Da ciò il paradosso di un governo che, per ora, non paga il prezzo "politico" delle sue scelte "politiche". Perché non sono considerate "politiche". Ma "tecniche". E dunque: ineluttabili. Semmai, condizionate dai "politici". Un governo "premiato" dalla differenza rispetto agli uomini politici e di governo del passato recente. Reclutati in base alla fedeltà. Titolari, agli occhi dei cittadini, di privilegi immeritati. (Se non sono migliori di noi, perché mai dovrebbero godere di trattamenti particolari?)

Naturalmente, questo "stato di emergenza" non può durare all'infinito. Questo governo, composto da tecnici, non potrà "scaricare" a lungo sul Parlamento e sui partiti l'insoddisfazione sociale sollevata dalle conseguenze della crisi. Né la frustrazione prodotta dalle politiche economiche e fiscali.
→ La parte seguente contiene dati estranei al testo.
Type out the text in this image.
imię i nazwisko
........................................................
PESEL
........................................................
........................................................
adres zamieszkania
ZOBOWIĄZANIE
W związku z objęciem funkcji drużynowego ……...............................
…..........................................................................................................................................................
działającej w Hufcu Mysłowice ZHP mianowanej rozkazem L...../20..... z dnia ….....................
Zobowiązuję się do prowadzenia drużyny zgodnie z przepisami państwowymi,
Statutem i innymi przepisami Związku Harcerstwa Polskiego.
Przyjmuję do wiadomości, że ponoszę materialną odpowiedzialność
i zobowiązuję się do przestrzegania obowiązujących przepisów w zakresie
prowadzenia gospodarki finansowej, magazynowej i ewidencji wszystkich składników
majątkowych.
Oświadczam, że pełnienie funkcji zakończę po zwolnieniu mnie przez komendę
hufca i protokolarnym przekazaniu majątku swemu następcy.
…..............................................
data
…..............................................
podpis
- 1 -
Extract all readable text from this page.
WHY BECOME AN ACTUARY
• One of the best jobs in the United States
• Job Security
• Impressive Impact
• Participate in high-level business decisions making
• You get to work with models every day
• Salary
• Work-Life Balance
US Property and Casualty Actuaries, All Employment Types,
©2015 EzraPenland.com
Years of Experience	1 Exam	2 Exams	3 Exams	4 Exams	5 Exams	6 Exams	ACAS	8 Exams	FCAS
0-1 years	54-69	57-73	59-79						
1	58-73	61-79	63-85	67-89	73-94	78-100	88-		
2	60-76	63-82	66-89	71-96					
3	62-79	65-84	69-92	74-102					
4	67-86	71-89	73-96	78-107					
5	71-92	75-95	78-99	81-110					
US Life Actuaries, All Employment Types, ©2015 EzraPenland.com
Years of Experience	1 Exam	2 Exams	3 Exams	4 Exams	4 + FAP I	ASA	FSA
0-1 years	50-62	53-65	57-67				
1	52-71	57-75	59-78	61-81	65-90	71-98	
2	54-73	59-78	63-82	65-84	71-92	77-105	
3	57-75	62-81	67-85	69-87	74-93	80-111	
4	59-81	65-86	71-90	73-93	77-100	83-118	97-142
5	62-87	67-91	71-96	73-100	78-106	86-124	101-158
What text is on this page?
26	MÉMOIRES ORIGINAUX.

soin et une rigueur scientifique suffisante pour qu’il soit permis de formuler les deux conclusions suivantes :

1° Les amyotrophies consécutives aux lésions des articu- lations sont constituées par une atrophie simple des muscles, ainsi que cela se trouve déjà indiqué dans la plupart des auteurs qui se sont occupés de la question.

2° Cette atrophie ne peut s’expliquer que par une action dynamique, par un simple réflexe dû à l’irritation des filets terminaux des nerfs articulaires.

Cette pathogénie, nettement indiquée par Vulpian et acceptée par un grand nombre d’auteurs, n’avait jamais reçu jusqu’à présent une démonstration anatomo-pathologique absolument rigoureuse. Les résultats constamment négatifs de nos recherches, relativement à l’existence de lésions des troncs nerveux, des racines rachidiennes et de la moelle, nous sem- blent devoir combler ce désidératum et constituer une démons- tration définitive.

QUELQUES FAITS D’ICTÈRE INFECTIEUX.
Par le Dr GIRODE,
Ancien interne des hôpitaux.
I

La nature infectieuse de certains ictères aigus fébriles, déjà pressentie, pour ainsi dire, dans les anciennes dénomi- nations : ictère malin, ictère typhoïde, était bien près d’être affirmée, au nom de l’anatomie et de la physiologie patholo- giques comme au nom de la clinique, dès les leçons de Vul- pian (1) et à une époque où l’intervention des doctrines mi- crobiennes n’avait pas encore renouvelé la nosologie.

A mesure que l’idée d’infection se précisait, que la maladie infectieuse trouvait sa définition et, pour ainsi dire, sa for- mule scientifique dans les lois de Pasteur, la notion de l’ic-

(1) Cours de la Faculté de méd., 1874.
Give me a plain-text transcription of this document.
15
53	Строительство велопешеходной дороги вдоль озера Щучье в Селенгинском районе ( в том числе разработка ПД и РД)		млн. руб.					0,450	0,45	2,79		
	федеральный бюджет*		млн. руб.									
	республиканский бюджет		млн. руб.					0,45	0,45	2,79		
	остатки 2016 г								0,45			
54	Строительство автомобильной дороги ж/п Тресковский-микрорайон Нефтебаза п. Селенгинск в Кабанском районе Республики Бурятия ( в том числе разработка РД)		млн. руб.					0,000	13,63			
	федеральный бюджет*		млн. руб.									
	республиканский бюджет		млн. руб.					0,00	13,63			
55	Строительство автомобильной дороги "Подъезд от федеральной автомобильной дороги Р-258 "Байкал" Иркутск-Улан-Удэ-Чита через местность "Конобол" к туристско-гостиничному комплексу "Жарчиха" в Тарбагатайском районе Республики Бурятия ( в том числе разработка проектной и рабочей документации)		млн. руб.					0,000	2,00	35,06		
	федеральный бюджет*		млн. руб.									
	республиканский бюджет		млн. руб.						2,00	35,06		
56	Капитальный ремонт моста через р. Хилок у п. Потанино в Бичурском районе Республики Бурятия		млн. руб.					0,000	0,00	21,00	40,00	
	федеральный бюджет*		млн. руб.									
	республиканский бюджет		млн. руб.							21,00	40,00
Inoltre, difficilmente potrà promuovere interventi a favore della crescita e delle liberalizzazioni, senza il sostegno del Parlamento e dei partiti. Particolarmente sensibili agli interessi e alle pressioni di categorie sociali grandi ma anche piccole. Per la stessa ragione, gli riuscirà difficile realizzare, se non riforme istituzionali, almeno quella elettorale. Necessaria per restituire ai cittadini un maggiore controllo sugli eletti. Questa sorta di "aristocrazia democratica". Non può durare all'infinito. Ma può servire. Non solo ad affrontare l'emergenza economica. Ma a restituire fiducia e dignità alle istituzioni. A rivalutare la competenza, i comportamenti, la credibilità, lo stile come virtù democratiche. E non come meri accessori "tecnici". Di secondaria importanza per la politica e il governo.